In this topic, we will show you how address the second of those challenges, by scraping data from the website using its own search query URLs.
There's some terminology to understand.
Application Programming Interface (API) An API is used when two software applications want to talk to each other. In this case, the API connects your web browser to the E-Tenders database. Database search queries are passed over as that part of the URL in your browser's address bar which follows the question mark.
JavaScript Object Notation (JSON) Data is passed from the database to your browser in response to an API query, in a data format known as JSON. JSON is a little bit similar to a CSV file, but with data arranged in a different format so as to allow more flexibility.
Open the E-Tender portal https://www.etenders.gov.za/ , and click browse opportunities.
Notice there are four categories to choose from, Currently Advertised, Awarded, Closed and Cancelled tenders.
What if you wanted to create a list of all currently advertised tenders which you can import to your spreadsheet software to analyse?
If you click on Currently Advertised, you should see a table appear in the middle of the page with tender information.
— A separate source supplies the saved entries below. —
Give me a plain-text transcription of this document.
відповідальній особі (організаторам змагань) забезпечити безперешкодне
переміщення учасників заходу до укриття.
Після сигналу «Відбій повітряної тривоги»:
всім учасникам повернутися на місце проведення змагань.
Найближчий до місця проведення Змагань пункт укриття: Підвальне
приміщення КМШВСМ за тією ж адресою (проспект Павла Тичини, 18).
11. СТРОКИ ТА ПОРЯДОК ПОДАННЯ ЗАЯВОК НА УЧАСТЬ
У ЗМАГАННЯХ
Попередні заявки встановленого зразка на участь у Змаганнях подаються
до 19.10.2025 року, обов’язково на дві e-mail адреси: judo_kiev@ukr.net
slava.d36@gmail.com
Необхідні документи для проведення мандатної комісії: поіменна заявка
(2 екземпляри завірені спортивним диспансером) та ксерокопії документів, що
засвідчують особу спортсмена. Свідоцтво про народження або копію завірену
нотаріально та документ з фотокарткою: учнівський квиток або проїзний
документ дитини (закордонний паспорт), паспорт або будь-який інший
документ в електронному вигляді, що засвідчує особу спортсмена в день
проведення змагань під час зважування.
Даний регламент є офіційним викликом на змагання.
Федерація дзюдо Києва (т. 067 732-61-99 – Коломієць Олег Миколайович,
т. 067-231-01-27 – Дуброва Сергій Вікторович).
This data is populated by an API call, and we can find the specific link by pressing F12 to open up our browser Inspect function.
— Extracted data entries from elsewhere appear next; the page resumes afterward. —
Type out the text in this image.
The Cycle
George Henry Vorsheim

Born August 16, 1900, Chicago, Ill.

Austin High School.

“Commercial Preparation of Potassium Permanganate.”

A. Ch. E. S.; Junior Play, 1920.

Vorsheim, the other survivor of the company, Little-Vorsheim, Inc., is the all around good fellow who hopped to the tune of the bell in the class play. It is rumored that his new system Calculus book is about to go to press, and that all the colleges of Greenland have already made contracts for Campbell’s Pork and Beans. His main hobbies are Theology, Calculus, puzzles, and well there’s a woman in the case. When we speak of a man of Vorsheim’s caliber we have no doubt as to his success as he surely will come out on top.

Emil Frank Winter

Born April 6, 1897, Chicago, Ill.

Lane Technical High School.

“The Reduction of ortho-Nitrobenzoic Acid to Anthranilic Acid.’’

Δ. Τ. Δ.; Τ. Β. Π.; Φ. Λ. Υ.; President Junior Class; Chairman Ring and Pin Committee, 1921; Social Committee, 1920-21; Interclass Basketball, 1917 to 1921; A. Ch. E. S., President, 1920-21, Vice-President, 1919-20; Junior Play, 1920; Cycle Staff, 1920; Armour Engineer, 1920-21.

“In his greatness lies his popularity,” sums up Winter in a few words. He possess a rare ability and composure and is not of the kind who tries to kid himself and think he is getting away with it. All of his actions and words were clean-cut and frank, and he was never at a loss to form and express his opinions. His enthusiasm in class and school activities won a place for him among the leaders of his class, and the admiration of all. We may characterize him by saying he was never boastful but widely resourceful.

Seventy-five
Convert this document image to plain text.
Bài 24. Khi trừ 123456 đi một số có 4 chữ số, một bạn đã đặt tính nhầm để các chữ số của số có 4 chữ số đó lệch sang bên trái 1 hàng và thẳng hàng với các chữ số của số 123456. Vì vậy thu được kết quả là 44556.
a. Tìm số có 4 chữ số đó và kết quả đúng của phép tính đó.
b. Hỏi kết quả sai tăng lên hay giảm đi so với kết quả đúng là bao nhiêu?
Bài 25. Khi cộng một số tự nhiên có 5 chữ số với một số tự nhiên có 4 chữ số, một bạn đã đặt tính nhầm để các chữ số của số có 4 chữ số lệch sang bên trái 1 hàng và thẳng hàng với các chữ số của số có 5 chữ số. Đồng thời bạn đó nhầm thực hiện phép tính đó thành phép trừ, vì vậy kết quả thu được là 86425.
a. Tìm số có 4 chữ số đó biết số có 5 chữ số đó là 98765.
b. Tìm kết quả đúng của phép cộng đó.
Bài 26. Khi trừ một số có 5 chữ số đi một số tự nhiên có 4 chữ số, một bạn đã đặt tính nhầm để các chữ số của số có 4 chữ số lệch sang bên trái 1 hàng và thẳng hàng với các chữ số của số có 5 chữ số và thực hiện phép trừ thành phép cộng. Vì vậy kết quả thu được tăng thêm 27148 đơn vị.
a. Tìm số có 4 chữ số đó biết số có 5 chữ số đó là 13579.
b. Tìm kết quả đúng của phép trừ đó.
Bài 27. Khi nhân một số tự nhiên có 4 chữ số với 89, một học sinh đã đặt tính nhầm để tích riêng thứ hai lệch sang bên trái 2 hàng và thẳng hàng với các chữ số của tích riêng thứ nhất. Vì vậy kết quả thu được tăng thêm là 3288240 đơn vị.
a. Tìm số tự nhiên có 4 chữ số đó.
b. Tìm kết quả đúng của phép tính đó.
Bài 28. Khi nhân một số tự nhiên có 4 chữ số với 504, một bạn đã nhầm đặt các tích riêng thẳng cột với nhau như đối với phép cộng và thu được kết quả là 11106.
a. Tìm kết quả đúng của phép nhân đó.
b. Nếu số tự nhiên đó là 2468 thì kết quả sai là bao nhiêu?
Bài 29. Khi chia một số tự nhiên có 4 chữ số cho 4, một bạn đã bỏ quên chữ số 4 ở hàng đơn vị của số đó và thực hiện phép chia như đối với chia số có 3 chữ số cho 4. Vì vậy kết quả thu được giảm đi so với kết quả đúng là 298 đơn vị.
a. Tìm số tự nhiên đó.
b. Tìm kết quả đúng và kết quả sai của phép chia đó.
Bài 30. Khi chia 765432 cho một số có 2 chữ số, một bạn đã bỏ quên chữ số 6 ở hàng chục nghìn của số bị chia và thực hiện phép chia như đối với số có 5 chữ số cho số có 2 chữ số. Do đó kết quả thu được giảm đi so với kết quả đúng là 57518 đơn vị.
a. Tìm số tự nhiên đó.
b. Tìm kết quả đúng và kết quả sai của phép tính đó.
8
You can also hover your mouse over the table, right-click and select Inspect.
In the Inspect window, click on the Network tab. Your screen should look something like this.
You may need to reload the page at this point.
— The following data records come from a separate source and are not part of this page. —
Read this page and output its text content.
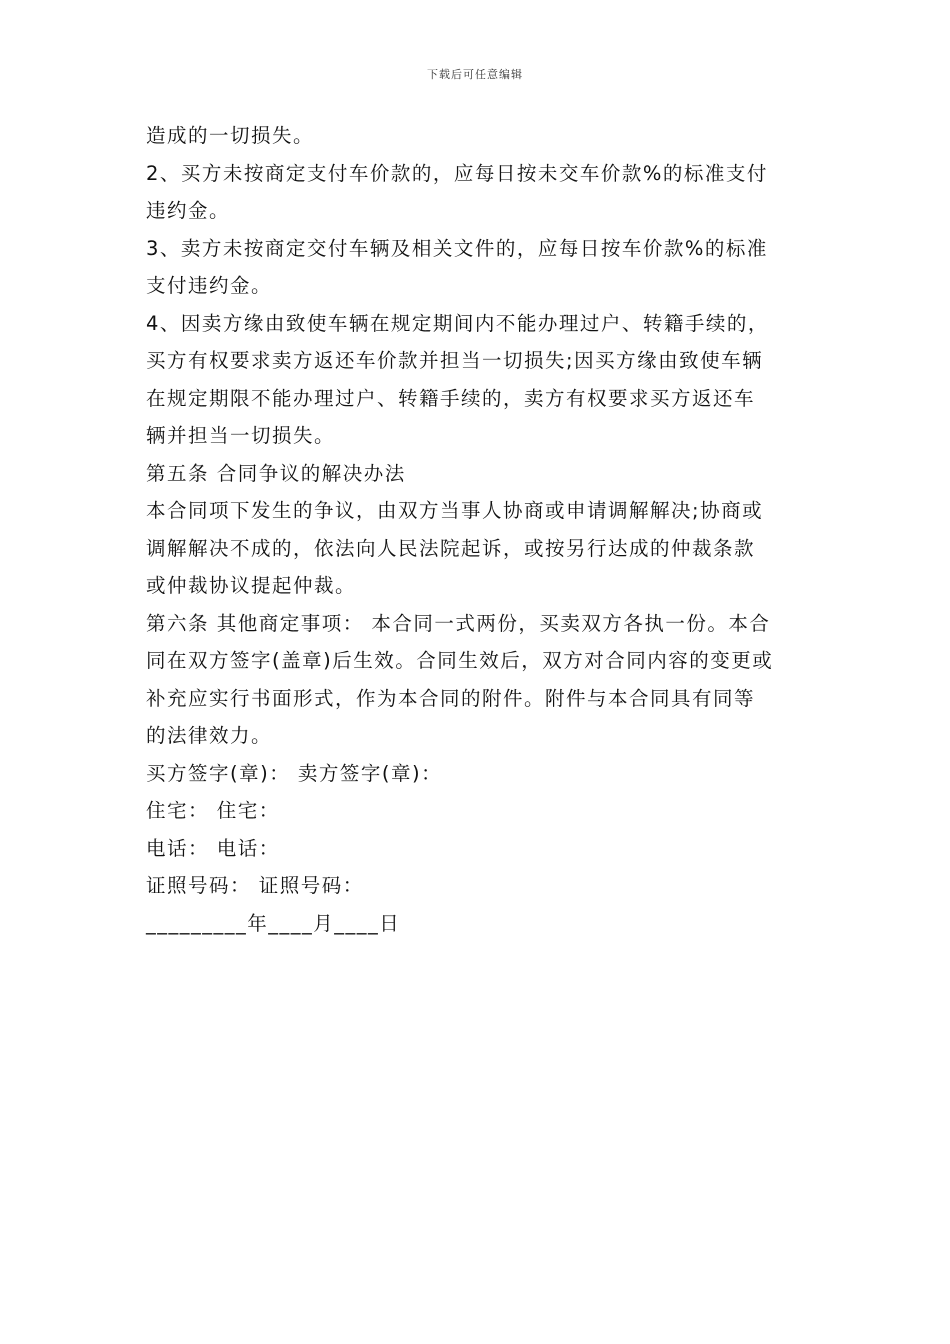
下载后可任意编辑
造成的一切损失。
2、买方未按商定支付车价款的，应每日按未交车价款%的标准支付
违约金。
3、卖方未按商定交付车辆及相关文件的，应每日按车价款%的标准
支付违约金。
4、因卖方缘由致使车辆在规定期间内不能办理过户、转籍手续的，
买方有权要求卖方返还车价款并担当一切损失;因买方缘由致使车辆
在规定期限不能办理过户、转籍手续的，卖方有权要求买方返还车
辆并担当一切损失。
第五条 合同争议的解决办法
本合同项下发生的争议，由双方当事人协商或申请调解解决;协商或
调解解决不成的，依法向人民法院起诉，或按另行达成的仲裁条款
或仲裁协议提起仲裁。
第六条 其他商定事项： 本合同一式两份，买卖双方各执一份。本合
同在双方签字(盖章)后生效。合同生效后，双方对合同内容的变更或
补充应实行书面形式，作为本合同的附件。附件与本合同具有同等
的法律效力。
买方签字(章)： 卖方签字(章)：
住宅： 住宅：
电话： 电话：
证照号码： 证照号码：
_________年____月____日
Now click the Fetch/XHR button to filter the output of this screen, then click on the result. You should see the API request being sent to collect data.
Double click on the result under Name. This should start ?status=1&_= and finish with a long number that represents the last record. It will take you to the URL that’s returning data. When you open this in a new browser tab, you should see something like this.
This is the JSON output that is sent in response to the API request. Here are examples of the API requests at the time of writing.
Currently advertised
https://www.etenders.gov.za/Home/TenderOpportunities/?status=1&_=1654507040789
Awarded
https://www.etenders.gov.za/Home/TenderOpportunities/?status=2&_=1654507040789
Closed
https://www.etenders.gov.za/Home/TenderOpportunities/?status=3&_=1654507040789
Cancelled
https://www.etenders.gov.za/Home/TenderOpportunities/?status=4&_=1654507040789
Once you have the JSON data in your browser, you can save it onto your local machine., Just right click and choose Save in the menu. Save as “your_name.json”
Spreadsheet software can't read JSON files directly, however, so next you'll need to convert this data to a CSV file. Our favourite too for this conversion is https://csvjson.com/.
Click JSON to CSV then upload the file you just created, then click Convert.
After the conversion has taken place, you'll be able to select download to save the CSV file on your desktop.
Importing a CSV into Google Sheets is easy. Create a new spreadsheet and call it Currently Advertised. Now, under the File menu, choose Import, select your CSV file then Replace Current Sheet and finally Import data.
Now you have a spreadsheet with the details of all currently open tenders on the E-Tender portal, including department name, contact details and a brief description. You can do the same for closed, cancelled and awarded tenders too.